Well, I wasn’t thinking of the little “all inputs” thing at the bottom, I was mostly thinking of the separate “big” bar right above it. There’s the grid of bars at the bottom, but above that there’s a label for the last parameter turned and a bar for just that last parameter. OpenWare knows which parameter is being displayed there at any one time, but I don’t. If I knew what parameter it was displaying I could erase the bar and draw in text of my own.

(I find an onEncoderChanged in patch.h, which could potentially solve two of my problems above because I could (1) get a raw encoder delta out of it and (2) use it to track which knob was last turned, but in both cases I don’t know how to find out which parameter the menu interface has currently mapped to which knob.

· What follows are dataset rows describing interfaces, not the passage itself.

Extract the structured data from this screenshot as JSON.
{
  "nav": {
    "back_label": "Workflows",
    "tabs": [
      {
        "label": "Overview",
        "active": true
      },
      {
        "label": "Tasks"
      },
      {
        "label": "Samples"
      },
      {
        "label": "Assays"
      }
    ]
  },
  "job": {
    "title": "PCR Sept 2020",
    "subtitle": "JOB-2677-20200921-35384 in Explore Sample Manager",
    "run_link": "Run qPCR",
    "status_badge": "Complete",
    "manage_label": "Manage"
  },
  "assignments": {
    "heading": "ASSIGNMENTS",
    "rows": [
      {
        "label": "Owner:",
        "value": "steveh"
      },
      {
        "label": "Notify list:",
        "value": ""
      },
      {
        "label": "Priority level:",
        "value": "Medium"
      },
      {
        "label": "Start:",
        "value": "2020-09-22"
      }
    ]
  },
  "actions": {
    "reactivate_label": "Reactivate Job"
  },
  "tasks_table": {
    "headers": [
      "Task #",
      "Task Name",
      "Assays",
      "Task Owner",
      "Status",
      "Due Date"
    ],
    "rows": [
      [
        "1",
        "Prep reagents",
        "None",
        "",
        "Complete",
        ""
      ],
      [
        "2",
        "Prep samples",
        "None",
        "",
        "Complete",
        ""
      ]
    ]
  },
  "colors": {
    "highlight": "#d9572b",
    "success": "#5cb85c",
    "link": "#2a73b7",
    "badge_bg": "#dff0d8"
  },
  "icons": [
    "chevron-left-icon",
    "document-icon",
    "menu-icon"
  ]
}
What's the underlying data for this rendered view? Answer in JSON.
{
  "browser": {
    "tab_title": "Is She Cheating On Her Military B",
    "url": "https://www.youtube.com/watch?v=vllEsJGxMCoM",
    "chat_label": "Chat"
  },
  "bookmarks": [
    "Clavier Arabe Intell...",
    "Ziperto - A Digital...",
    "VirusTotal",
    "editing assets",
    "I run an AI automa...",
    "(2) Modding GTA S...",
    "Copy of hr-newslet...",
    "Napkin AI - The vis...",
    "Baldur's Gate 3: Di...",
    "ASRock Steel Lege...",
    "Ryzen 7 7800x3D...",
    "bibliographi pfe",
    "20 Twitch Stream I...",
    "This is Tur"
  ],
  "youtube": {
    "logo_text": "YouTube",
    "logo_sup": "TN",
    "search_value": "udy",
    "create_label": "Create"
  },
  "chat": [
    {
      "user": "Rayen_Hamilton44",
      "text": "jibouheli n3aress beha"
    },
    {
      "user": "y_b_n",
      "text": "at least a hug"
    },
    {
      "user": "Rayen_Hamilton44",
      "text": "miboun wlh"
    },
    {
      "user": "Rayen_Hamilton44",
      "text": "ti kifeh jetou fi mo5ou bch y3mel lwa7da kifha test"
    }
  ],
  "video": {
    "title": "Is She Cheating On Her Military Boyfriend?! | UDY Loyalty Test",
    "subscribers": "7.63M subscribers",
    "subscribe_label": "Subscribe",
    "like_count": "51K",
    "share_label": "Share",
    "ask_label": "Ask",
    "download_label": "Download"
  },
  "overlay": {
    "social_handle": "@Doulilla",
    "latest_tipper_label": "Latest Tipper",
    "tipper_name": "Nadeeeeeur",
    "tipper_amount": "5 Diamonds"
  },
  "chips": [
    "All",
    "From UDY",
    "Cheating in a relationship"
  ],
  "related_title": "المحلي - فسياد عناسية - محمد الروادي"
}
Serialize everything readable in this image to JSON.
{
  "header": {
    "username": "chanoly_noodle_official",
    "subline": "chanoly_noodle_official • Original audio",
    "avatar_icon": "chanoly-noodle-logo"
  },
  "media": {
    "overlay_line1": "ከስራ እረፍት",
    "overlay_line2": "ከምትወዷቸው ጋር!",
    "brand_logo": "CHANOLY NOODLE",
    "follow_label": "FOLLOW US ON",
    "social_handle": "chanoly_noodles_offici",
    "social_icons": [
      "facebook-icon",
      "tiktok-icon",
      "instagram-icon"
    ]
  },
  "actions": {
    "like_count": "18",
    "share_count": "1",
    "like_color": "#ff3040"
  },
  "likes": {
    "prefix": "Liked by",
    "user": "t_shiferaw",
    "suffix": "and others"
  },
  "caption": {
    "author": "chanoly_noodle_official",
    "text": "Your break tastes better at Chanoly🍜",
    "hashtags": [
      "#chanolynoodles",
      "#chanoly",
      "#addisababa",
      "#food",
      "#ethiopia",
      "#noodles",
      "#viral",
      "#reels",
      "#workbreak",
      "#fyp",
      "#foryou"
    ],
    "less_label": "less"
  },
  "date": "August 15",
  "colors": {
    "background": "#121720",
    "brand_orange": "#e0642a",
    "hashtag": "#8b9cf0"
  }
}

By the way, what does the “samples” parameter on encoderChanged and buttonChanged mean?)

You shouldn’t need debouncing in this case as you won’t be getting raw encoder values.

I see - well that’s less problematic. I think that if you care about such feature and can provide an update and sample patch to test this, Martin likely wouldn’t mind adding this to OWL.

This is code that renders active parameter. So I think you’d need an extra callback function which would be registered by the patch, if it’s present than it should be called before last line that renders rectangle. And if that function returns non-empty result, it would be printing text instead of drawing rectangle.

I think that would number of samples since last click.